On a similar vein, how do I ensure that a variable is taken literally (or that it is NOT taken literally)? E.g., what if I had a variable tmp = 'this\nis\nmy\nhome', and I really wanted to find the literal combination of a slash and an 'n', instead of a newline?
Thanks!Mike
re.search(r'\n', r'this\nis\nit')
As you said, "there will never be a regular expression in the second string." So we need to look at these strings differently: the first string is a regex, the second just a string. Usually your second string will not be raw, so any backslashes are Python-escapes, not regex-escapes.
So the first string consists of a literal "\" and an "n". This is interpreted by the regex parser as a newline (docs: "Most of the standard escapes supported by Python string literals are also accepted by the regular expression parser"). So your regex will be searching for a newline character.
Your second string consists of the string "this" followed by a literal "\" and an "n". So this string does not contain an actual newline character.
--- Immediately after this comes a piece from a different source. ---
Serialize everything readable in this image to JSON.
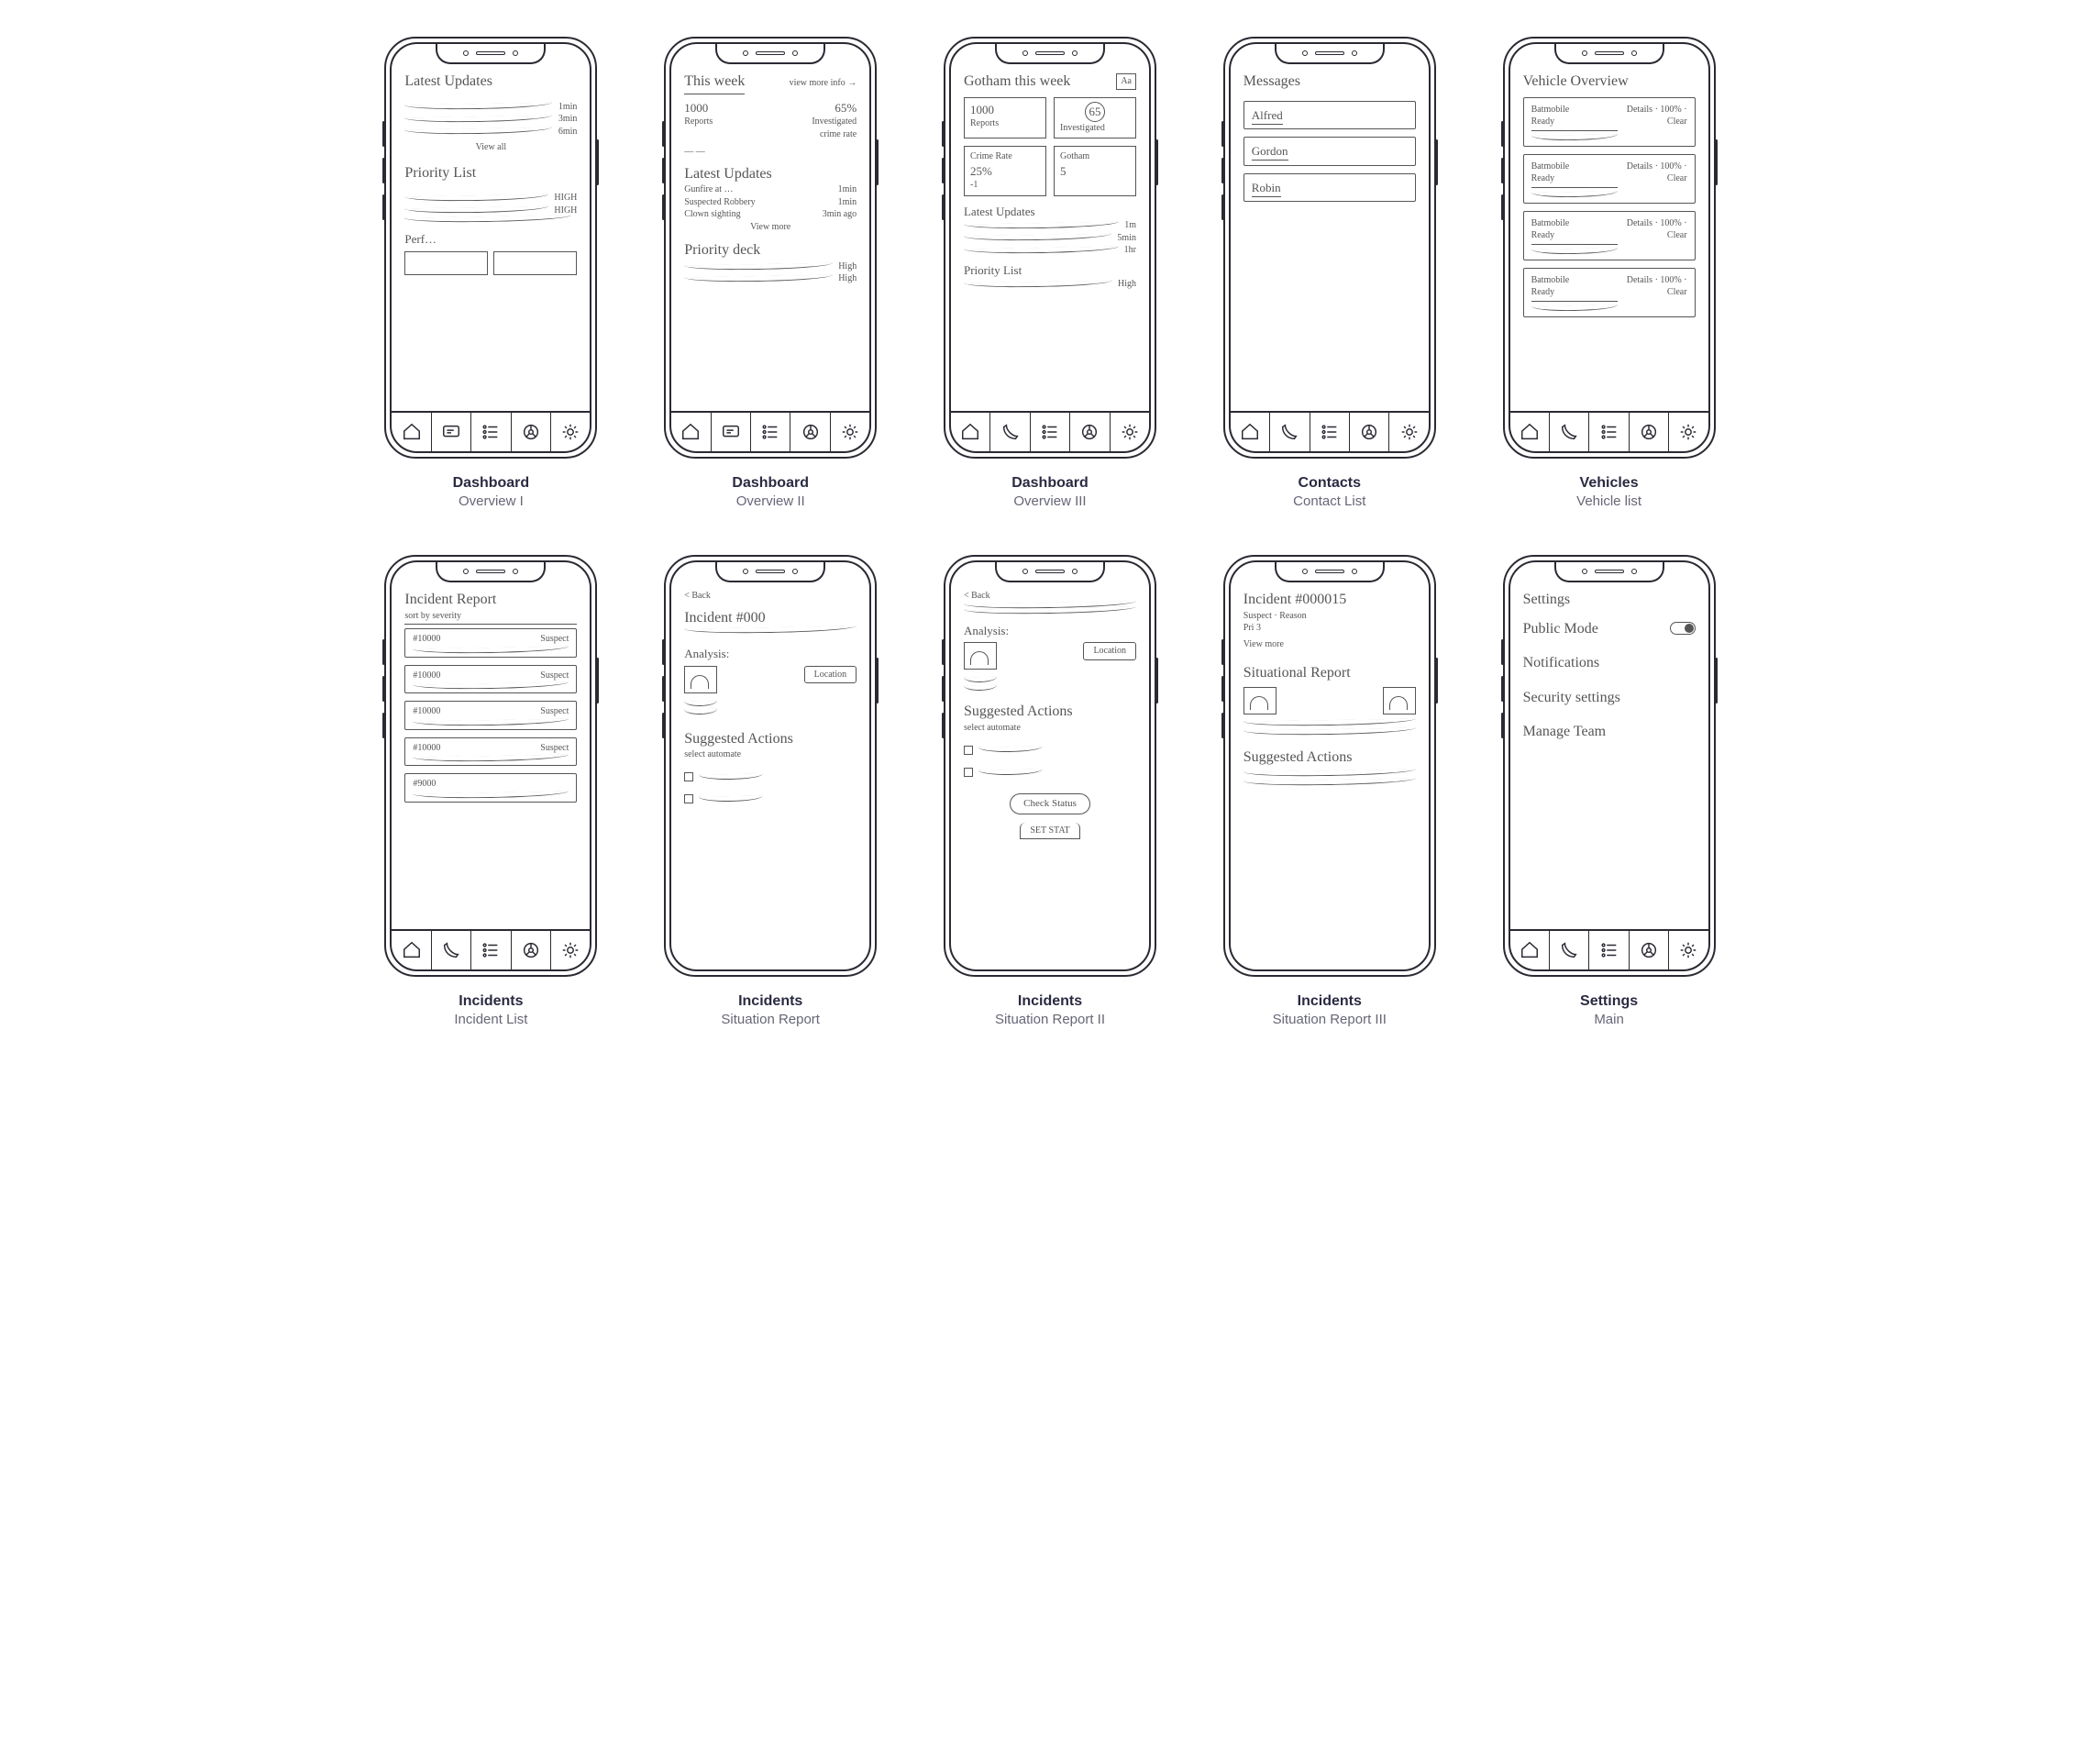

Your regex will not match.
As for your second regex:
re.search(r'\\n', r'this\nis\nit')
This version matches because your regex contains three characters: a literal "\", another literal "\" and an "n". The regex parser interprets the two slashes as a single "\" character, followed by an "n". So your regex will be searching for a "\" followed by an "n", which is found within the string. But that isn't very helpful, since it has nothing to do with newlines.
Most likely what you want is to drop the r from the second string, thus treating it as a normal Python string.
re.search(r'\n', 'this\nis\nit')
In this case, your regex (as before) is searching for a newline character. And, it finds it, because the second string contains the word "this" followed by a newline.
Escaping special sequences in string literals is one thing, escaping regular expression special characters is another. The row string modifier only effects the former.
Technically, re.search accepts two strings and passes the first to the regex builder with re.compile. The compiled regex object is used to search patterns inside simple strings. The second string is never compiled and thus it is not subject to regex special character rules.
If the regex builder receives a \n after the string literal is processed, it converts this sequence to a newline character. You also have to escape it if you need the match the sequence instead.
All rationale behind this is that regular expressions are not part of the language syntax. They are rather handled within the standard library inside the re module with common building blocks of the language.
The re.compile function uses special characters and escaping rules compatible with most commonly used regex implementations. However, the Python interpreter is not aware of the whole regular expression concept and it does not know whether a string literal will be compiled into a regex object or not. As a result, Python can't provide any kind syntax simplification such as the ones you suggested.
Regexes have their own meaning for literal backslashes, as character classes like \d. If you actually want a literal backslash character, you will in fact need to double-escape it. It's really not supposed to be parallel since you're comparing a regex to a string.
Raw strings are just a convenience, and it would be way overkill to have double-raw strings.